I simply wanted to see how much I can gain by querying the database (c) in contrast to reading the whole file from scratch every time (a). I was also interested how long it might take to build the SQLite data base in the first place. Note that this is just a simplified example using a single text file consisting of one column. In a real application I would have to scan 20 files with 6 billion rows each or querying 1 database with 6 billion entries in 21 columns, respectively.

Below you find the 3 short Python scripts that I used to measure the CPU time for the three scenarios a), b), and c) mentioned above.

a) read_lines.py

import time

start_time = time.clock()

lines = 0
    with open("feature1.txt", "rb") as fileobj:
    for line in fileobj:
    lines += 1

elapsed_time = time.clock() - start_time
print "Time elapsed: {} seconds".format(elapsed_time)
print "Read {} lines".format(lines)

b) create_sqlite_db.py

import sqlite3
import time

start_time = time.clock()

conn = sqlite3.connect('my_db1.db')
c = conn.cursor()

c.execute('''CREATE TABLE my_db1 (id TEXT, feature1 TEXT, feature2 INT)''')

lines = 0
lst = list()

with open("feature1.txt", "rb") as myfile:
    for line in myfile:
    line = line.strip()
    lst.append((line, "Yes", None))
    lines += 1
c.executemany("INSERT INTO my_db1 VALUES (?,?,?)", lst)

conn.commit()
conn.close()

elapsed_time = time.clock() - start_time
print "Time elapsed: {} seconds".format(elapsed_time)
print "Read {} lines".format(lines)

c) query_sqlite_db.py

import sqlite3
import time

start_time = time.clock()

conn = sqlite3.connect('my_db1.db')
c = conn.cursor()

lines = 0
lst = list()
t = ('YES',)
for row in c.execute('SELECT * FROM my_db1 WHERE feature1=?', t):
    lst.append(row)
    lines += 1

conn.close()

elapsed_time = time.clock() - start_time
print "Time elapsed: {} seconds".format(elapsed_time)
print "Read {} lines".format(lines)

Results and Conclusions

As you can see in the chart below, the results are really impressive, and SQLite didn’t dissapoint.

title

Python (on my machine) requires not more than 20 sec to go through 6 million lines of text (first column) - without any additional computation or analysis, however.
When it added those lines to an SQLite database, the CPU time just increases by one-third (second column).

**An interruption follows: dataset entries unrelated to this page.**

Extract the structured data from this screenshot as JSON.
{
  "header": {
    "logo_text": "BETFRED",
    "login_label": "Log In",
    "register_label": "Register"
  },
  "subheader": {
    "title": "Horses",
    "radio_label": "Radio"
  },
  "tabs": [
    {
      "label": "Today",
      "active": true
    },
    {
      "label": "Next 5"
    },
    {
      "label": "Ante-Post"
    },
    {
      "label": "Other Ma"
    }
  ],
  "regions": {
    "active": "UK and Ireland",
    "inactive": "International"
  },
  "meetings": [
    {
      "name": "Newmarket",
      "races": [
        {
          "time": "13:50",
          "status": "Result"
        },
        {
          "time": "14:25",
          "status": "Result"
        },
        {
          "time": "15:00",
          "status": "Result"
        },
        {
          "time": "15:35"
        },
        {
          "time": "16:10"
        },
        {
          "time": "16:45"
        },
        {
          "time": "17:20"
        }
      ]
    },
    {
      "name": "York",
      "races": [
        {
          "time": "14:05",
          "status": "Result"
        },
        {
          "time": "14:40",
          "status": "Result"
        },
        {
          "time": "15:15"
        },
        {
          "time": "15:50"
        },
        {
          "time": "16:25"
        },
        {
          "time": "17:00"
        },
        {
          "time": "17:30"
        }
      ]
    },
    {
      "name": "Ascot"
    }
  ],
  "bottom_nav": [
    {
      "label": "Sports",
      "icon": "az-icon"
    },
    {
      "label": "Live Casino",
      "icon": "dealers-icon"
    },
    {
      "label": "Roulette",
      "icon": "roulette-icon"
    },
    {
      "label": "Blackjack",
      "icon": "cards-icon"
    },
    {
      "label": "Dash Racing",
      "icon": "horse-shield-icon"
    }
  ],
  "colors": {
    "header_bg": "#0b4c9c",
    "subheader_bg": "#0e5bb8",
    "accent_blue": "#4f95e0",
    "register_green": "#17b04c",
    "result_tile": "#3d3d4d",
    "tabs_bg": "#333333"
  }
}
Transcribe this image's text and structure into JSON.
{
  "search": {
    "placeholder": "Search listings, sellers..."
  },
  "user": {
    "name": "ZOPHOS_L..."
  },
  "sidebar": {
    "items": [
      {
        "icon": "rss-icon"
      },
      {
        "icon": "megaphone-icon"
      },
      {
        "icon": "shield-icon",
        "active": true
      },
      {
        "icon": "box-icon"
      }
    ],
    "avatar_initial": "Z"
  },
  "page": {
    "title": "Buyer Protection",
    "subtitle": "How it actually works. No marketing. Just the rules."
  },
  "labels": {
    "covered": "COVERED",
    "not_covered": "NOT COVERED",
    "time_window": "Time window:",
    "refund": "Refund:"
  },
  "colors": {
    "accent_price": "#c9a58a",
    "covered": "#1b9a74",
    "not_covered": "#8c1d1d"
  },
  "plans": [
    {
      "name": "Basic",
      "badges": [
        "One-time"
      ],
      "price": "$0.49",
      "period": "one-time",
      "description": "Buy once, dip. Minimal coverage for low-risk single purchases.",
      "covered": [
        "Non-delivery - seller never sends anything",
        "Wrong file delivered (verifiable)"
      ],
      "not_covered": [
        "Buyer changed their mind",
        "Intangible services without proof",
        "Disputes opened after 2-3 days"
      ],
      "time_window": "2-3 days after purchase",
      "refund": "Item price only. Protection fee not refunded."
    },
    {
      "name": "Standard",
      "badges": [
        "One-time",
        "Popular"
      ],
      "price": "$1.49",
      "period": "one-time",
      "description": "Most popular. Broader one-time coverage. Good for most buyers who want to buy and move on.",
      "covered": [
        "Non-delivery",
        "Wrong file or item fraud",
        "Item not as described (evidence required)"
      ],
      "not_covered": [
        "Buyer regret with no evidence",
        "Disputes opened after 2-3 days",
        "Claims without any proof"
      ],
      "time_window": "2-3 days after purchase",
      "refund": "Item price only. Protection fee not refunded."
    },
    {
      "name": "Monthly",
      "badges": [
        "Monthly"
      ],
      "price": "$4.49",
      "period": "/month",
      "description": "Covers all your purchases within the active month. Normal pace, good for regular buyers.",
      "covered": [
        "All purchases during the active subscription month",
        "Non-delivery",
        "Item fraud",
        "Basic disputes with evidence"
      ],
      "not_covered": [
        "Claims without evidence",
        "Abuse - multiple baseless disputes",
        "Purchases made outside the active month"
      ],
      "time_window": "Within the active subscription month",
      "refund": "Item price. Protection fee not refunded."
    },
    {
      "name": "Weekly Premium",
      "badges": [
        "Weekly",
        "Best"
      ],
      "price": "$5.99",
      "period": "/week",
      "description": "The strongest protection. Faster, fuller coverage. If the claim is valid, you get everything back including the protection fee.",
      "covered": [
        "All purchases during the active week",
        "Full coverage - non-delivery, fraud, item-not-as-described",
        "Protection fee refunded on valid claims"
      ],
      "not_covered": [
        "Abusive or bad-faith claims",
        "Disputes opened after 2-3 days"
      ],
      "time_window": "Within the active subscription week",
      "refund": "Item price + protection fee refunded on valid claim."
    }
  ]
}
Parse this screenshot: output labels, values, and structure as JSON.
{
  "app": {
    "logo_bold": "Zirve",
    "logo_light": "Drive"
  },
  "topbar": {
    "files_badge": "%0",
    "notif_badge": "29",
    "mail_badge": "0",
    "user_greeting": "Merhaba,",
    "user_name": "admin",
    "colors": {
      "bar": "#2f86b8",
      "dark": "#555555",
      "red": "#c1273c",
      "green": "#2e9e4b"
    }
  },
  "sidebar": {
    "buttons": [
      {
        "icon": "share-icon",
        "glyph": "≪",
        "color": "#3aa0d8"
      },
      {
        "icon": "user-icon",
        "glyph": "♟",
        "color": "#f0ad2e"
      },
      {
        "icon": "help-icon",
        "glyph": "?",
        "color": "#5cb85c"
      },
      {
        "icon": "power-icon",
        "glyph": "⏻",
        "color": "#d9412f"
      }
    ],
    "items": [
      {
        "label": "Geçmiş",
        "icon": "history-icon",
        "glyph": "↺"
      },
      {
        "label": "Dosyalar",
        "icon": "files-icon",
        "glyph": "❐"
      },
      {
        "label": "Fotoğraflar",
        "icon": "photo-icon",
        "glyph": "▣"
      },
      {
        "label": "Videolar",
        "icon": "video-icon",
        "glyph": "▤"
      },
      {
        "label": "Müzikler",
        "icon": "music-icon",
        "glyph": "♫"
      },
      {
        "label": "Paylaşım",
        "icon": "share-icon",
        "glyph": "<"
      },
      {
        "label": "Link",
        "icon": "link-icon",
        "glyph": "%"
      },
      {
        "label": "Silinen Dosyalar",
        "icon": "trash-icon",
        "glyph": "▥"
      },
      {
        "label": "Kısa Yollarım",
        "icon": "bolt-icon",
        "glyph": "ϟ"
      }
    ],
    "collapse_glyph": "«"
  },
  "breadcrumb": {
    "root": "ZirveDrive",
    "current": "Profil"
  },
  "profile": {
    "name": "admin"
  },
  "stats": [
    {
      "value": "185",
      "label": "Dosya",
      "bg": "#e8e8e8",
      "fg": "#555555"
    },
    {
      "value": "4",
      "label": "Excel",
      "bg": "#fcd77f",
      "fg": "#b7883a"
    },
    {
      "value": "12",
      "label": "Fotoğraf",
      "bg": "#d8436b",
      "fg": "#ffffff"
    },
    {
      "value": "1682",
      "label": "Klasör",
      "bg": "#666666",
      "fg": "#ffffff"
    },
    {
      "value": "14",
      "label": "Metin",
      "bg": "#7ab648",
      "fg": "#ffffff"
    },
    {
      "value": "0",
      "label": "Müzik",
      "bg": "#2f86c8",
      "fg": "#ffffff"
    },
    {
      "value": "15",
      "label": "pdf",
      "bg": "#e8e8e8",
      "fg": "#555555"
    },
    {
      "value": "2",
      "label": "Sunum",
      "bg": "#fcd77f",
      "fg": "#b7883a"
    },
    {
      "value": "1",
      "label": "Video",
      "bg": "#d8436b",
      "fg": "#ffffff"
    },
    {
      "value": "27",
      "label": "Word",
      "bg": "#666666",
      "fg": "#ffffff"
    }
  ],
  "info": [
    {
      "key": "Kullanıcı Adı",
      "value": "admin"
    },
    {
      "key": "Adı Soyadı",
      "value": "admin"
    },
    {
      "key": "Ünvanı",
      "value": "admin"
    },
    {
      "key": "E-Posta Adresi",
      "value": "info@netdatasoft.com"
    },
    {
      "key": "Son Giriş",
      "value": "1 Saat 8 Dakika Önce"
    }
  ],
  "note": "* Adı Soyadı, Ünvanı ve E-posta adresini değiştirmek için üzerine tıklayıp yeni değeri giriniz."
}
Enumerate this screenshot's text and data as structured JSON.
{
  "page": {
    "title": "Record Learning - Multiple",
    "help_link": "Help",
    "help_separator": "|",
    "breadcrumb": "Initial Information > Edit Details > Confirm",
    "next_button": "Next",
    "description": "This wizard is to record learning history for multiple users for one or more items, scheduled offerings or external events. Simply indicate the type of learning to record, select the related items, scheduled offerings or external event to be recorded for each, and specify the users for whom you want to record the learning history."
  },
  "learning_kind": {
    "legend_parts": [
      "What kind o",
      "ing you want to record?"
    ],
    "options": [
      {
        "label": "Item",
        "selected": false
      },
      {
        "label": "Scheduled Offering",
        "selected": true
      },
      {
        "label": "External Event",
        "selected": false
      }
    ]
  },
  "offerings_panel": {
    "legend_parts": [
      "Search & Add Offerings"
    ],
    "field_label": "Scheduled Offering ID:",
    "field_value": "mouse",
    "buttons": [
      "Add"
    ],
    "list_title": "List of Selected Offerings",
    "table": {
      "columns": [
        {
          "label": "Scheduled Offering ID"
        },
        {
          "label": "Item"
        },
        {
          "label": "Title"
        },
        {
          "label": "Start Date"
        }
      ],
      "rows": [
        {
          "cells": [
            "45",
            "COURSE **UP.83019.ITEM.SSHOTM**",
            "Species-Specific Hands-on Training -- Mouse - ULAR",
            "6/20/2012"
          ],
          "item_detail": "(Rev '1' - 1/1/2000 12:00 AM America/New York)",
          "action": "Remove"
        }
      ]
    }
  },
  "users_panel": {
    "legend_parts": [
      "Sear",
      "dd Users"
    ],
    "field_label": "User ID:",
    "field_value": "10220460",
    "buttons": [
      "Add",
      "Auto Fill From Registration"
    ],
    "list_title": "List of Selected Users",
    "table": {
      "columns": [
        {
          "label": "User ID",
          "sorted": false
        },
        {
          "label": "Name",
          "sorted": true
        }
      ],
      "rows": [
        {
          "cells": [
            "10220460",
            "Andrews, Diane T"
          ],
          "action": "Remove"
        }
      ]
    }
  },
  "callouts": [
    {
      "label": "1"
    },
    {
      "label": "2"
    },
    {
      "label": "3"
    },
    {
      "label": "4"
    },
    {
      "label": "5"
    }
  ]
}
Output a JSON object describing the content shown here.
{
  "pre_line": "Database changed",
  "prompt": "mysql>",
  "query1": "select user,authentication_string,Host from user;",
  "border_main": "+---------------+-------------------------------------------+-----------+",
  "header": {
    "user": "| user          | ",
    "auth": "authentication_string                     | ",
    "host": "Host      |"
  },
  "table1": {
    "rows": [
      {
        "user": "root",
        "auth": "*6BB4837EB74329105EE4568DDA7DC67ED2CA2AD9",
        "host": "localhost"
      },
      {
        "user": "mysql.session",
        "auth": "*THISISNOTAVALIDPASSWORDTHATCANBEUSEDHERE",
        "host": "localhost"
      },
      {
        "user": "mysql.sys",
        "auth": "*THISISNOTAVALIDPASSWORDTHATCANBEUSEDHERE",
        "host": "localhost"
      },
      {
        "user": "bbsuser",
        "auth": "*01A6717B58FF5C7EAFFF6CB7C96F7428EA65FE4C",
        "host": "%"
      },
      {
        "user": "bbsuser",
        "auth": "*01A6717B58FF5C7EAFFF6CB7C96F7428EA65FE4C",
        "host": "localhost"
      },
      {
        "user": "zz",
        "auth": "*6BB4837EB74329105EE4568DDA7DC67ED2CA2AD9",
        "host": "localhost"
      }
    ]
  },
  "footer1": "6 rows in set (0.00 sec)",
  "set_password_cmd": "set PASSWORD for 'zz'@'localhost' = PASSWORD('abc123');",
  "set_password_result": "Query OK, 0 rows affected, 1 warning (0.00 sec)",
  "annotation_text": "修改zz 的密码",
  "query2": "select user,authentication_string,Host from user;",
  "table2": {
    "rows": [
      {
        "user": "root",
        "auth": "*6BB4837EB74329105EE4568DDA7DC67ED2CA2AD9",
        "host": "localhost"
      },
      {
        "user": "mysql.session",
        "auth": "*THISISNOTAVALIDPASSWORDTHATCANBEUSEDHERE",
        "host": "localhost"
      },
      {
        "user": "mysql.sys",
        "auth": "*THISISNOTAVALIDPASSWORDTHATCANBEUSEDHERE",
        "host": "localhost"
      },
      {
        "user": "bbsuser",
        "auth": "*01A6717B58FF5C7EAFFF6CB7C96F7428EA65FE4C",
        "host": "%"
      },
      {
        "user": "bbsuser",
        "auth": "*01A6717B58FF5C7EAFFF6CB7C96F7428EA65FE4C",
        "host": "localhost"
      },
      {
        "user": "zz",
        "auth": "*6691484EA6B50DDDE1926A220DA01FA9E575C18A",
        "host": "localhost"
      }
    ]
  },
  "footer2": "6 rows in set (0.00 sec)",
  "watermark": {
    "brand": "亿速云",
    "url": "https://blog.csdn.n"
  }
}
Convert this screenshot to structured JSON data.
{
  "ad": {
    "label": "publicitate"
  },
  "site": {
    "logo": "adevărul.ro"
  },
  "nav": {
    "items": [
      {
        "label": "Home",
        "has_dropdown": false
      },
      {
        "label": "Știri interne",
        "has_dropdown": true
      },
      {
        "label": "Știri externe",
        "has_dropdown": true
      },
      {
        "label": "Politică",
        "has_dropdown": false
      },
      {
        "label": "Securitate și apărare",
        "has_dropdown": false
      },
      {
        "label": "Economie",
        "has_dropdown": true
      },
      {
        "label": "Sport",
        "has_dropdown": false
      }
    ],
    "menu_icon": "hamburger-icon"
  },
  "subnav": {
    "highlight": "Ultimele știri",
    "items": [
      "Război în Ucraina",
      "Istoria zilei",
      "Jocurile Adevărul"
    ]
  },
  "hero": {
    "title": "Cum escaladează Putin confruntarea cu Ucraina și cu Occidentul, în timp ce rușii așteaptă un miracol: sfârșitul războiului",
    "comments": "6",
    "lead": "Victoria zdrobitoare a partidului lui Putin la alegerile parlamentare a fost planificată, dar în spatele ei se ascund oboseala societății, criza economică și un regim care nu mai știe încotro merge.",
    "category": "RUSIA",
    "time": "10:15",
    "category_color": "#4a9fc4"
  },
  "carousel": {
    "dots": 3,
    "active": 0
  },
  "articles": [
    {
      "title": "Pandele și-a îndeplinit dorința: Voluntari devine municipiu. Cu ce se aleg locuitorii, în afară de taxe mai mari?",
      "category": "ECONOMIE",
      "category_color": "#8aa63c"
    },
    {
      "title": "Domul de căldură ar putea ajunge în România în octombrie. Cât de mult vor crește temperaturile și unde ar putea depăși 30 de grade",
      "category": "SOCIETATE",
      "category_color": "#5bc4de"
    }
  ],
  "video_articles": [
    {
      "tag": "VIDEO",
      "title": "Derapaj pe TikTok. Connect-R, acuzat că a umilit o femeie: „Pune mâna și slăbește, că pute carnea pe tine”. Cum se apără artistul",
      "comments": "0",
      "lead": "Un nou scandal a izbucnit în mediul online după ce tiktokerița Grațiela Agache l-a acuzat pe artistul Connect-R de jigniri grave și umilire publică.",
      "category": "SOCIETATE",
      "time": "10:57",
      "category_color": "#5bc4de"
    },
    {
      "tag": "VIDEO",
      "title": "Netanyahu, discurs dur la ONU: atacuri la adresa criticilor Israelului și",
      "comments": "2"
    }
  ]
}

Reading the text file line by line is definitely faster than I expected, but sqlite3 puts the plain Python code in the shade: Querying my whole 6-million-entries-database and pulling out ALL of them just takes about 1 second (third column)! That is approximately 20x faster than Python code scanning a plain text file (remember that 1 have 20 text files and each of those is 1000x larger than this example file).

If we were to make a very simplified comparison: Imagine it would take Python ~5 min to go through every of my real data set files, and I have 20 of them. If I cross compare the data for intersecting features, I would easily end up with > 2 h of CPU time. And this process would have to repeated for every time I set up a new screening. But if I would have my SQLite database, I could do the same thing in < 1 min. For screening on a daily basis, after the first week I could already come down to 10 h Python line-by-line screening VS. 5 min SQL queries. I think it is just awesome.